SensuGO cloud deployment Issues
We are testing sensuGo for a large scale deployment in cloud (AWS) environment. We are facing some serious issues related to capacity limitations.
The Setup
Specs:
- 1 external etcd C5.2XLarge with dedicated IO optimized nvme disk for etcd-data (Debian 10)
- 5 sensu-backend C5.Large (Debian 10)
- 1 LB (haproxy) (Debian 10)
- upto 25000 Clients (Debian 8 and 9)
- 40 checks
- SensuGO v6.2.0 OSS
Limitations
-
SensuGO cannot register agents quickly enough e.g. 1000 to 1500 per minute which is not good at all for a disaster recovery because keeplive events start to trigger. If we flood more than that system goes into a panic.

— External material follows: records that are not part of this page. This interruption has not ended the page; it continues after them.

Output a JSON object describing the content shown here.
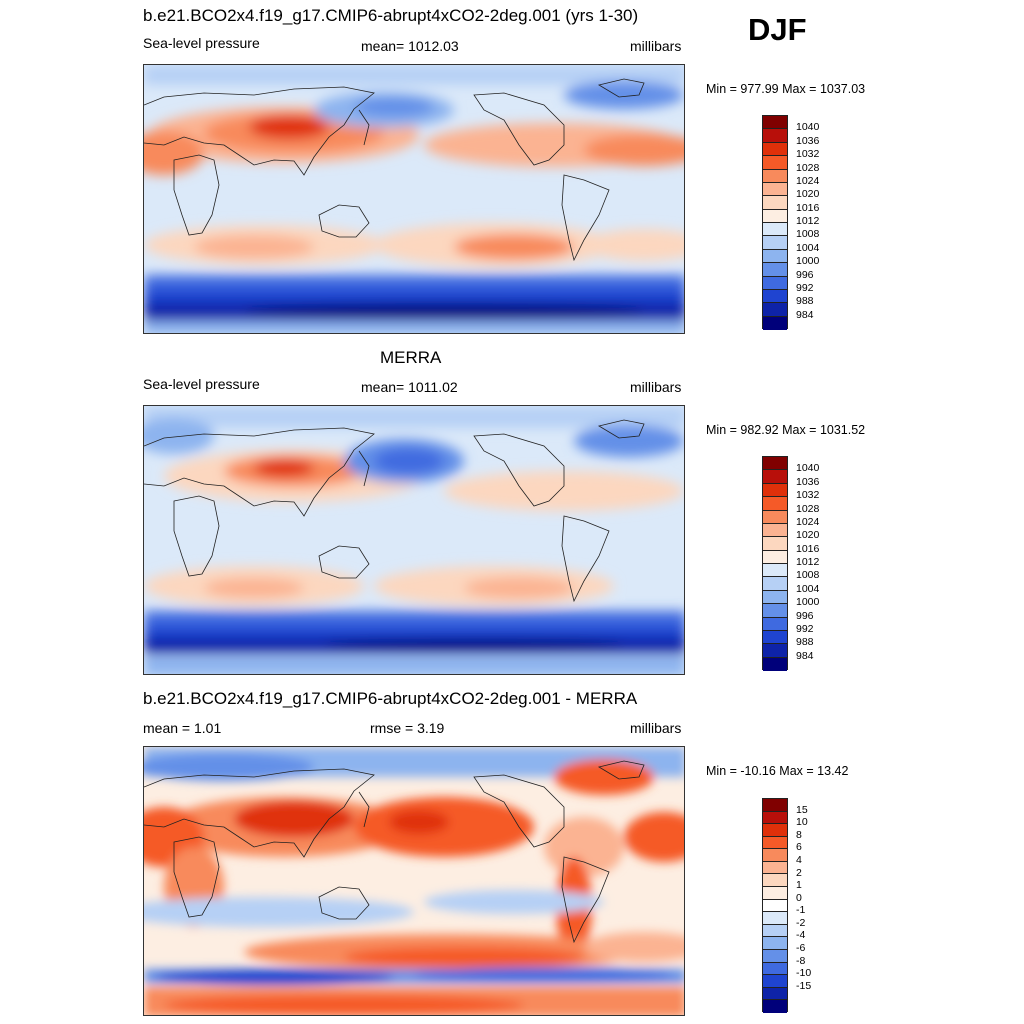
{
  "season": "DJF",
  "colors": {
    "abs_scale": [
      "#800000",
      "#b80f0a",
      "#e0300a",
      "#f55a28",
      "#f88a5c",
      "#fbb392",
      "#fcd7bf",
      "#fdeee2",
      "#dbe9f9",
      "#b6d0f5",
      "#8db4ef",
      "#6490e8",
      "#3f6ae0",
      "#1f44d0",
      "#0e23a8",
      "#00007a"
    ],
    "diff_scale": [
      "#800000",
      "#b80f0a",
      "#e0300a",
      "#f55a28",
      "#f88a5c",
      "#fbb392",
      "#fcd7bf",
      "#fdeee2",
      "#ffffff",
      "#dbe9f9",
      "#b6d0f5",
      "#8db4ef",
      "#6490e8",
      "#3f6ae0",
      "#1f44d0",
      "#0e23a8",
      "#00007a"
    ]
  },
  "panels": [
    {
      "title": "b.e21.BCO2x4.f19_g17.CMIP6-abrupt4xCO2-2deg.001 (yrs 1-30)",
      "left_label": "Sea-level pressure",
      "center_label": "mean= 1012.03",
      "right_label": "millibars",
      "minmax": "Min = 977.99 Max = 1037.03",
      "colorbar_labels": [
        "1040",
        "1036",
        "1032",
        "1028",
        "1024",
        "1020",
        "1016",
        "1012",
        "1008",
        "1004",
        "1000",
        "996",
        "992",
        "988",
        "984"
      ]
    },
    {
      "title": "MERRA",
      "left_label": "Sea-level pressure",
      "center_label": "mean= 1011.02",
      "right_label": "millibars",
      "minmax": "Min = 982.92 Max = 1031.52",
      "colorbar_labels": [
        "1040",
        "1036",
        "1032",
        "1028",
        "1024",
        "1020",
        "1016",
        "1012",
        "1008",
        "1004",
        "1000",
        "996",
        "992",
        "988",
        "984"
      ]
    },
    {
      "title": "b.e21.BCO2x4.f19_g17.CMIP6-abrupt4xCO2-2deg.001 - MERRA",
      "left_label": "mean =   1.01",
      "center_label": "rmse =   3.19",
      "right_label": "millibars",
      "minmax": "Min = -10.16 Max =  13.42",
      "colorbar_labels": [
        "15",
        "10",
        "8",
        "6",
        "4",
        "2",
        "1",
        "0",
        "-1",
        "-2",
        "-4",
        "-6",
        "-8",
        "-10",
        "-15"
      ]
    }
  ]
}
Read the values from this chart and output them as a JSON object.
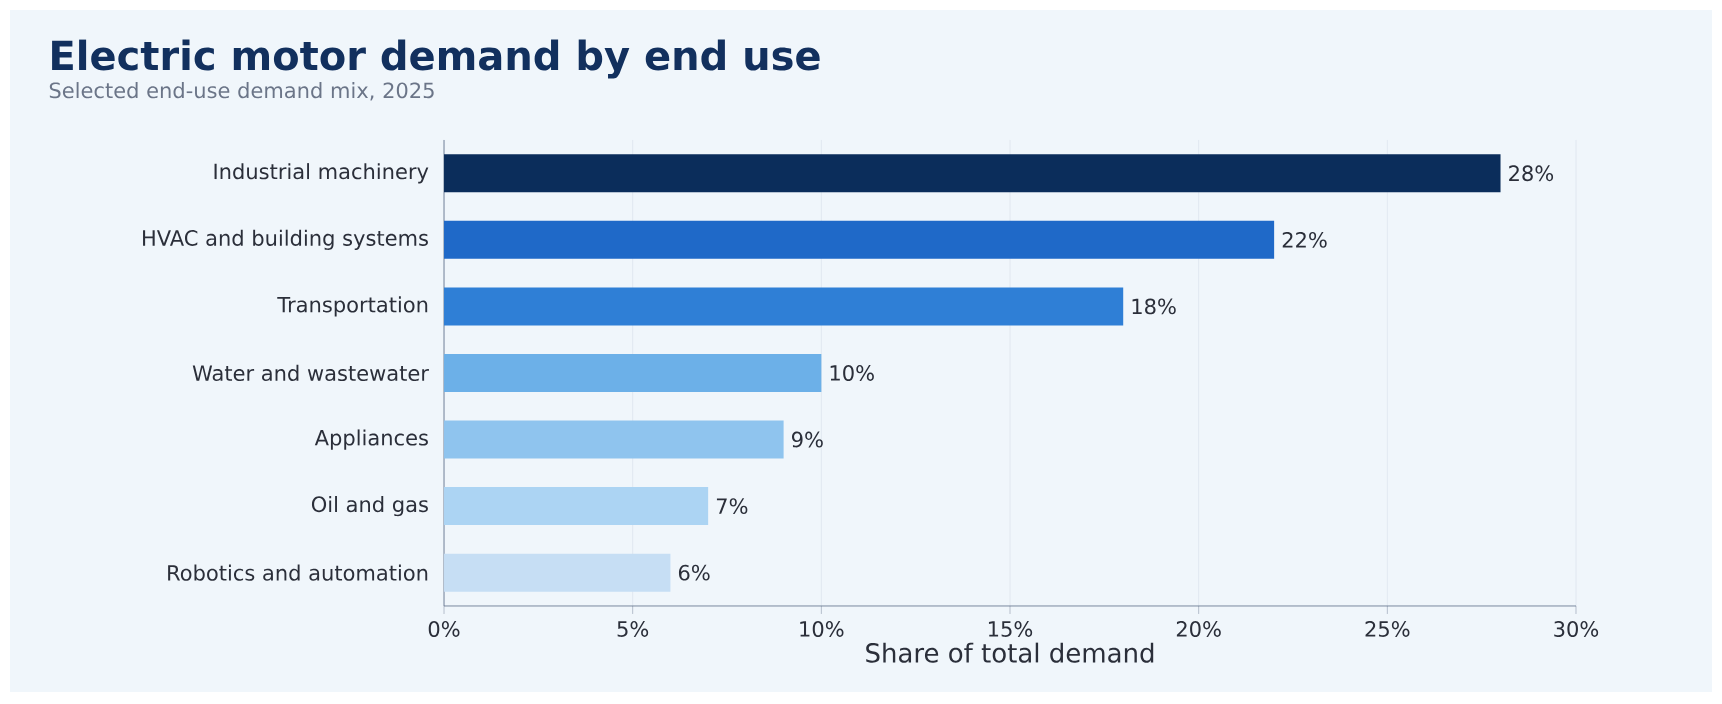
{
  "chart_data": {
    "type": "bar",
    "orientation": "horizontal",
    "title": "Electric motor demand by end use",
    "subtitle": "Selected end-use demand mix, 2025",
    "xlabel": "Share of total demand",
    "categories": [
      "Industrial machinery",
      "HVAC and building systems",
      "Transportation",
      "Water and wastewater",
      "Appliances",
      "Oil and gas",
      "Robotics and automation"
    ],
    "values": [
      28,
      22,
      18,
      10,
      9,
      7,
      6
    ],
    "colors": [
      "#0b2d5b",
      "#1f69c8",
      "#2f7fd6",
      "#6cb0e8",
      "#8fc4ee",
      "#acd4f3",
      "#c6def4"
    ],
    "value_labels": [
      "28%",
      "22%",
      "18%",
      "10%",
      "9%",
      "7%",
      "6%"
    ],
    "xlim": [
      0,
      30
    ],
    "xticks": [
      {
        "value": 0,
        "label": "0%"
      },
      {
        "value": 5,
        "label": "5%"
      },
      {
        "value": 10,
        "label": "10%"
      },
      {
        "value": 15,
        "label": "15%"
      },
      {
        "value": 20,
        "label": "20%"
      },
      {
        "value": 25,
        "label": "25%"
      },
      {
        "value": 30,
        "label": "30%"
      }
    ],
    "grid": "x"
  }
}
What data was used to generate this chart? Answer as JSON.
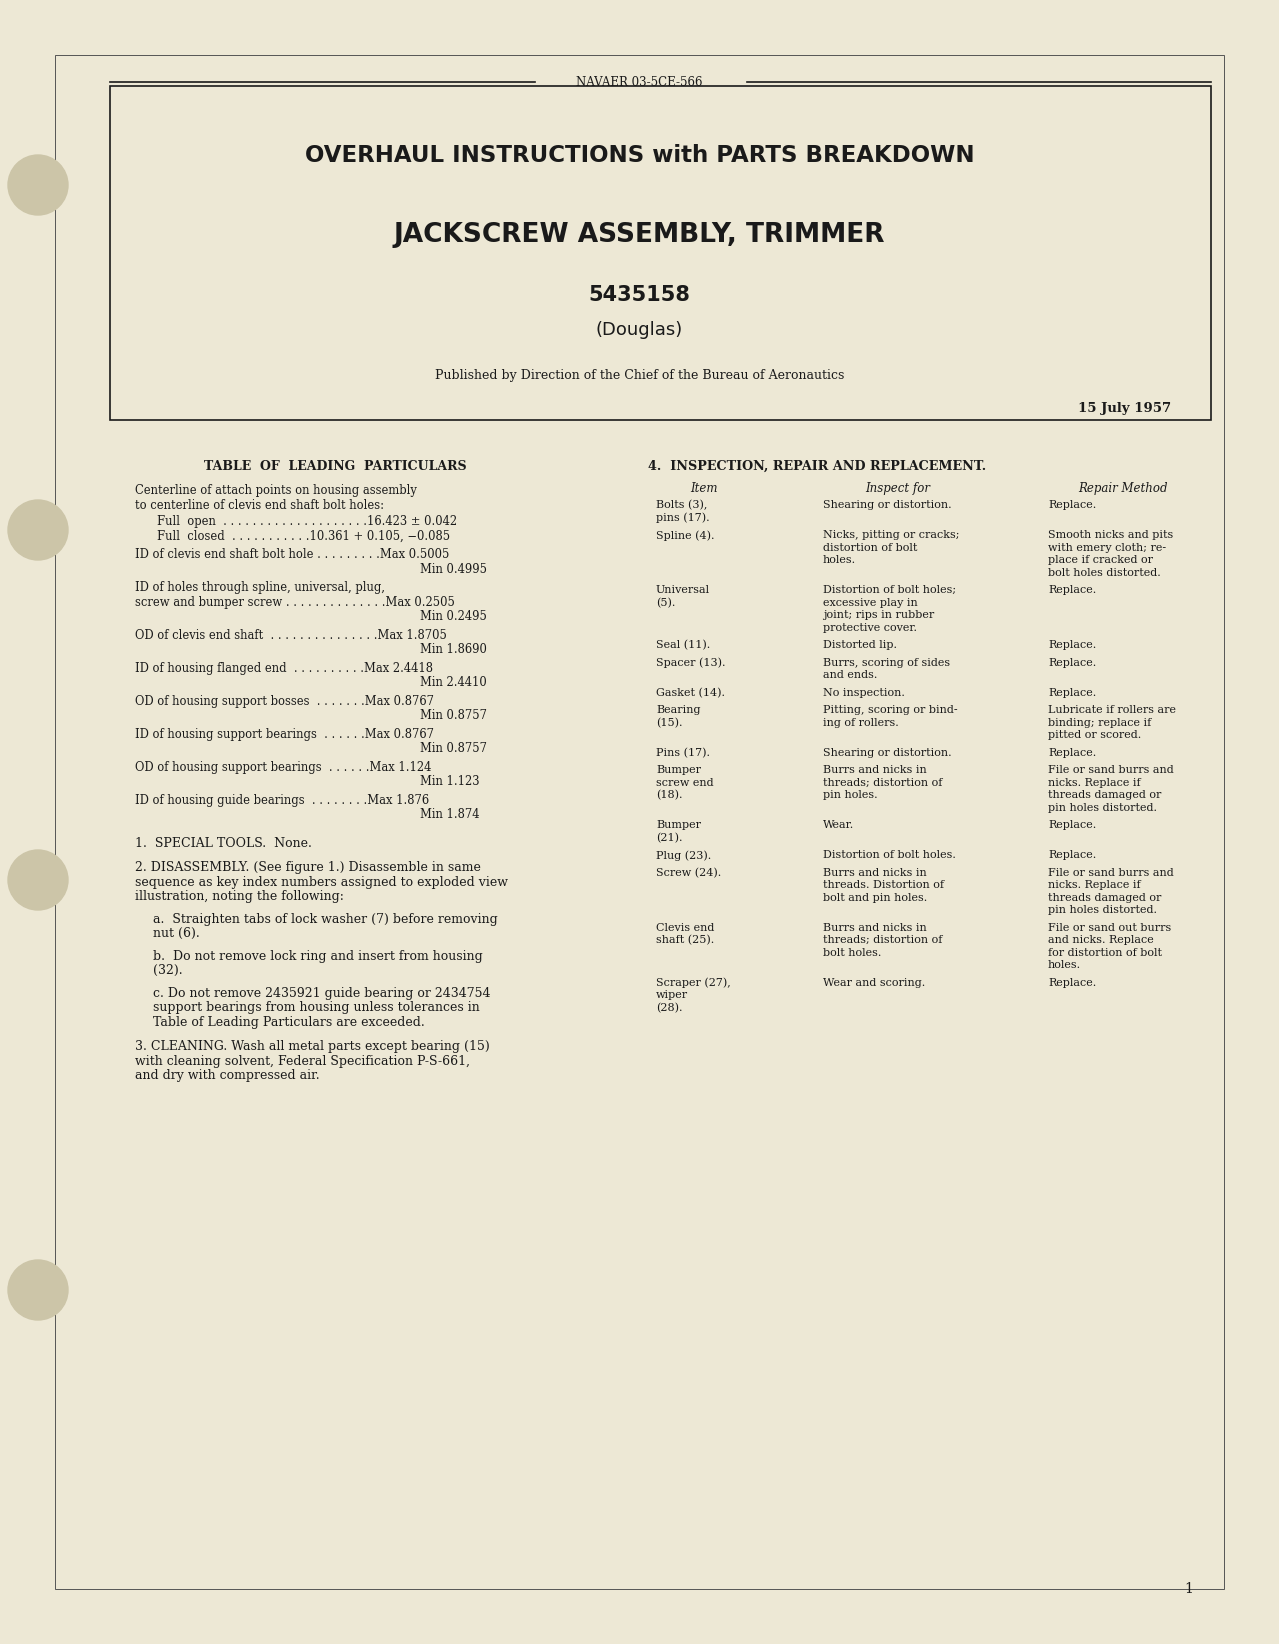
{
  "bg_color": "#ede8d5",
  "text_color": "#1a1a1a",
  "header_label": "NAVAER 03-5CE-566",
  "title_line1": "OVERHAUL INSTRUCTIONS with PARTS BREAKDOWN",
  "title_line2": "JACKSCREW ASSEMBLY, TRIMMER",
  "title_line3": "5435158",
  "title_line4": "(Douglas)",
  "published_by": "Published by Direction of the Chief of the Bureau of Aeronautics",
  "date": "15 July 1957",
  "page_number": "1"
}
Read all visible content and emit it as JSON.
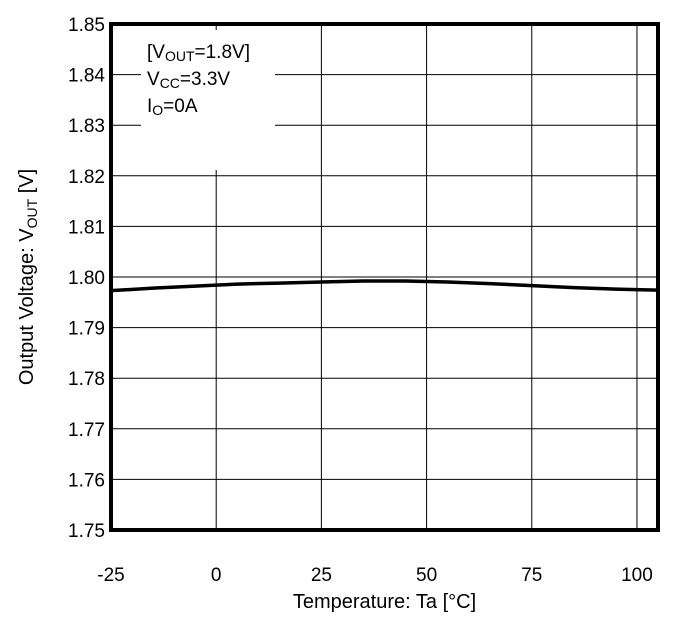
{
  "chart_data": {
    "type": "line",
    "title": "",
    "xlabel": "Temperature: Ta [°C]",
    "ylabel": {
      "main": "Output Voltage: V",
      "sub": "OUT",
      "unit": " [V]"
    },
    "xlim": [
      -25,
      105
    ],
    "ylim": [
      1.75,
      1.85
    ],
    "x_ticks": [
      -25,
      0,
      25,
      50,
      75,
      100
    ],
    "x_tick_labels": [
      "-25",
      "0",
      "25",
      "50",
      "75",
      "100"
    ],
    "y_ticks": [
      1.75,
      1.76,
      1.77,
      1.78,
      1.79,
      1.8,
      1.81,
      1.82,
      1.83,
      1.84,
      1.85
    ],
    "y_tick_labels": [
      "1.75",
      "1.76",
      "1.77",
      "1.78",
      "1.79",
      "1.80",
      "1.81",
      "1.82",
      "1.83",
      "1.84",
      "1.85"
    ],
    "grid": true,
    "series": [
      {
        "x": [
          -25,
          -15,
          -5,
          5,
          15,
          25,
          35,
          45,
          55,
          65,
          75,
          85,
          95,
          105
        ],
        "y": [
          1.7973,
          1.7978,
          1.7982,
          1.7986,
          1.7988,
          1.799,
          1.7992,
          1.7992,
          1.799,
          1.7987,
          1.7983,
          1.7979,
          1.7976,
          1.7974
        ],
        "color": "#000000"
      }
    ],
    "annotations": [
      {
        "parts": [
          {
            "t": "[V"
          },
          {
            "t": "OUT",
            "sub": true
          },
          {
            "t": "=1.8V]"
          }
        ]
      },
      {
        "parts": [
          {
            "t": "V"
          },
          {
            "t": "CC",
            "sub": true
          },
          {
            "t": "=3.3V"
          }
        ]
      },
      {
        "parts": [
          {
            "t": "I"
          },
          {
            "t": "O",
            "sub": true
          },
          {
            "t": "=0A"
          }
        ]
      }
    ]
  }
}
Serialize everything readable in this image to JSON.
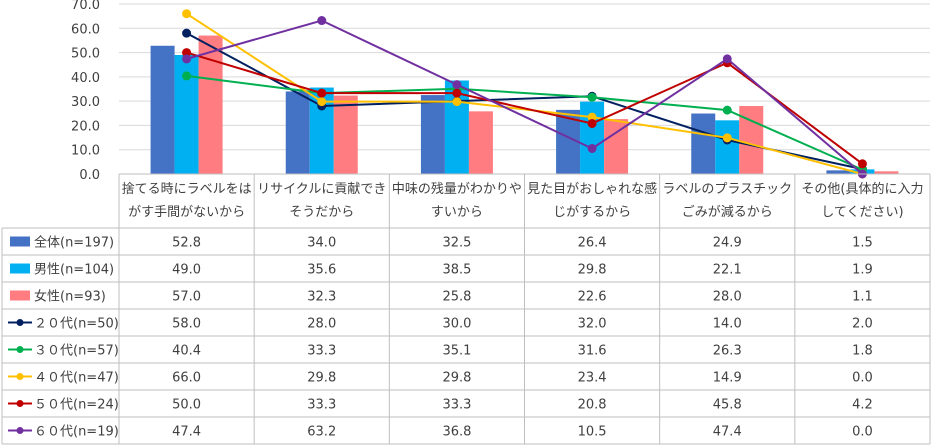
{
  "chart_data": {
    "type": "bar",
    "combo": true,
    "ylim": [
      0,
      70
    ],
    "y_ticks": [
      "0.0",
      "10.0",
      "20.0",
      "30.0",
      "40.0",
      "50.0",
      "60.0",
      "70.0"
    ],
    "grid": true,
    "legend": "data-table-left",
    "categories": [
      [
        "捨てる時にラベルをは",
        "がす手間がないから"
      ],
      [
        "リサイクルに貢献でき",
        "そうだから"
      ],
      [
        "中味の残量がわかりや",
        "すいから"
      ],
      [
        "見た目がおしゃれな感",
        "じがするから"
      ],
      [
        "ラベルのプラスチック",
        "ごみが減るから"
      ],
      [
        "その他(具体的に入力",
        "してください)"
      ]
    ],
    "series": [
      {
        "name": "全体(n=197)",
        "kind": "bar",
        "color": "#4472C4",
        "values": [
          52.8,
          34.0,
          32.5,
          26.4,
          24.9,
          1.5
        ],
        "labels": [
          "52.8",
          "34.0",
          "32.5",
          "26.4",
          "24.9",
          "1.5"
        ]
      },
      {
        "name": "男性(n=104)",
        "kind": "bar",
        "color": "#00B0F0",
        "values": [
          49.0,
          35.6,
          38.5,
          29.8,
          22.1,
          1.9
        ],
        "labels": [
          "49.0",
          "35.6",
          "38.5",
          "29.8",
          "22.1",
          "1.9"
        ]
      },
      {
        "name": "女性(n=93)",
        "kind": "bar",
        "color": "#FF7C80",
        "values": [
          57.0,
          32.3,
          25.8,
          22.6,
          28.0,
          1.1
        ],
        "labels": [
          "57.0",
          "32.3",
          "25.8",
          "22.6",
          "28.0",
          "1.1"
        ]
      },
      {
        "name": "２０代(n=50)",
        "kind": "line",
        "color": "#002060",
        "values": [
          58.0,
          28.0,
          30.0,
          32.0,
          14.0,
          2.0
        ],
        "labels": [
          "58.0",
          "28.0",
          "30.0",
          "32.0",
          "14.0",
          "2.0"
        ]
      },
      {
        "name": "３０代(n=57)",
        "kind": "line",
        "color": "#00B050",
        "values": [
          40.4,
          33.3,
          35.1,
          31.6,
          26.3,
          1.8
        ],
        "labels": [
          "40.4",
          "33.3",
          "35.1",
          "31.6",
          "26.3",
          "1.8"
        ]
      },
      {
        "name": "４０代(n=47)",
        "kind": "line",
        "color": "#FFC000",
        "values": [
          66.0,
          29.8,
          29.8,
          23.4,
          14.9,
          0.0
        ],
        "labels": [
          "66.0",
          "29.8",
          "29.8",
          "23.4",
          "14.9",
          "0.0"
        ]
      },
      {
        "name": "５０代(n=24)",
        "kind": "line",
        "color": "#C00000",
        "values": [
          50.0,
          33.3,
          33.3,
          20.8,
          45.8,
          4.2
        ],
        "labels": [
          "50.0",
          "33.3",
          "33.3",
          "20.8",
          "45.8",
          "4.2"
        ]
      },
      {
        "name": "６０代(n=19)",
        "kind": "line",
        "color": "#7030A0",
        "values": [
          47.4,
          63.2,
          36.8,
          10.5,
          47.4,
          0.0
        ],
        "labels": [
          "47.4",
          "63.2",
          "36.8",
          "10.5",
          "47.4",
          "0.0"
        ]
      }
    ]
  }
}
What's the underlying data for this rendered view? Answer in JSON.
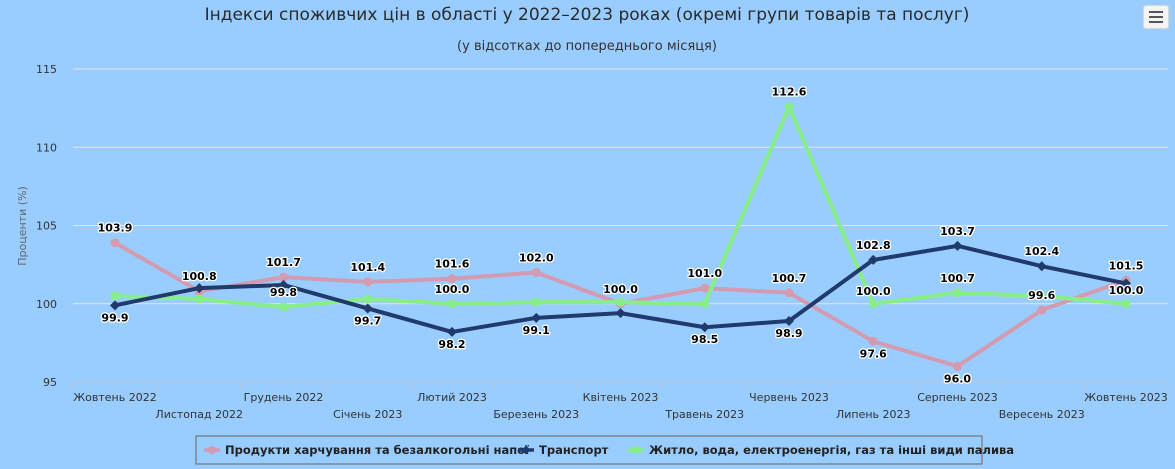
{
  "chart_data": {
    "type": "line",
    "title": "Індекси споживчих цін в області у 2022–2023 роках (окремі групи товарів та послуг)",
    "subtitle": "(у відсотках до попереднього місяця)",
    "ylabel": "Проценти (%)",
    "xlabel": "",
    "ylim": [
      95,
      115
    ],
    "yticks": [
      95,
      100,
      105,
      110,
      115
    ],
    "grid": true,
    "legend_position": "bottom",
    "categories": [
      "Жовтень 2022",
      "Листопад 2022",
      "Грудень 2022",
      "Січень 2023",
      "Лютий 2023",
      "Березень 2023",
      "Квітень 2023",
      "Травень 2023",
      "Червень 2023",
      "Липень 2023",
      "Серпень 2023",
      "Вересень 2023",
      "Жовтень 2023"
    ],
    "series": [
      {
        "name": "Продукти харчування та безалкогольні напої",
        "color": "#d49ab0",
        "values": [
          103.9,
          100.8,
          101.7,
          101.4,
          101.6,
          102.0,
          100.0,
          101.0,
          100.7,
          97.6,
          96.0,
          99.6,
          101.5
        ],
        "labels": [
          "103.9",
          "100.8",
          "101.7",
          "101.4",
          "101.6",
          "102.0",
          "100.0",
          "101.0",
          "100.7",
          "97.6",
          "96.0",
          "99.6",
          "101.5"
        ]
      },
      {
        "name": "Транспорт",
        "color": "#1f3a6b",
        "values": [
          99.9,
          101.0,
          101.2,
          99.7,
          98.2,
          99.1,
          99.4,
          98.5,
          98.9,
          102.8,
          103.7,
          102.4,
          101.3
        ],
        "labels": [
          "99.9",
          "",
          "",
          "99.7",
          "98.2",
          "99.1",
          "",
          "98.5",
          "98.9",
          "102.8",
          "103.7",
          "102.4",
          ""
        ]
      },
      {
        "name": "Житло, вода, електроенергія, газ та інші види палива",
        "color": "#88ee88",
        "values": [
          100.5,
          100.3,
          99.8,
          100.3,
          100.0,
          100.1,
          100.1,
          100.0,
          112.6,
          100.0,
          100.7,
          100.5,
          100.0
        ],
        "labels": [
          "",
          "",
          "99.8",
          "",
          "100.0",
          "",
          "",
          "",
          "112.6",
          "100.0",
          "100.7",
          "",
          "100.0"
        ]
      }
    ]
  },
  "menu": {
    "icon": "hamburger-menu-icon"
  }
}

sensugo-v6-1-0-ce-gets-into-a-panic-when-connecting-more-than-1500-agents-at-once -
The system cannot manage frequent checks like 10 checks per minute with 15K agents. ETCD’s CPU utilization maxed out.
-
Similarly, with larger number of checks like 25 with interval of 30 minutes also CPU utilization of ETCD maxed out.
{“component”:“keepalived”,“error”:“internal error: rpc error: code = Unavailable desc = transport is closing”,“level”:“error”,“msg”:“error updating event”,“time”:“2021-02-26T05:20:31Z”}
Feb 26 05:20:31 ip-172-31-82-204 sensu-backend[595]: {“check_name”:“keepalive”,“check_namespace”:“default”,“component”:“eventd”,“entity_name”:“sensu-agent-1_46”,“entity_namespace”:“default”,“error”:“internal error: rpc error: code = Unavailable desc = transport is closing”,“event_id”:“2d927dfb-8b31-4af4-9353-42dac274b17e”,“level”:“error”,“msg”:“error handling event”,“time”:“2021-02-26T05:20:31Z”}
ETCD can handle way lot more transaction rate and size than this. With this configuration, we can see memory and IOPS being underutilized and CPU more stressed. We have tried different configuration tuning but good so far. And we are using single ETCD to avoid network delay and save cpu time for synchronization. We are suspecting application level limitation in sensuGO.
I need to confirm with SensuGo team that SensuGO has such limitations for cloud deployment or recommendation to improve the performance and capacity. I’d be happy to share more logs an traces if needed.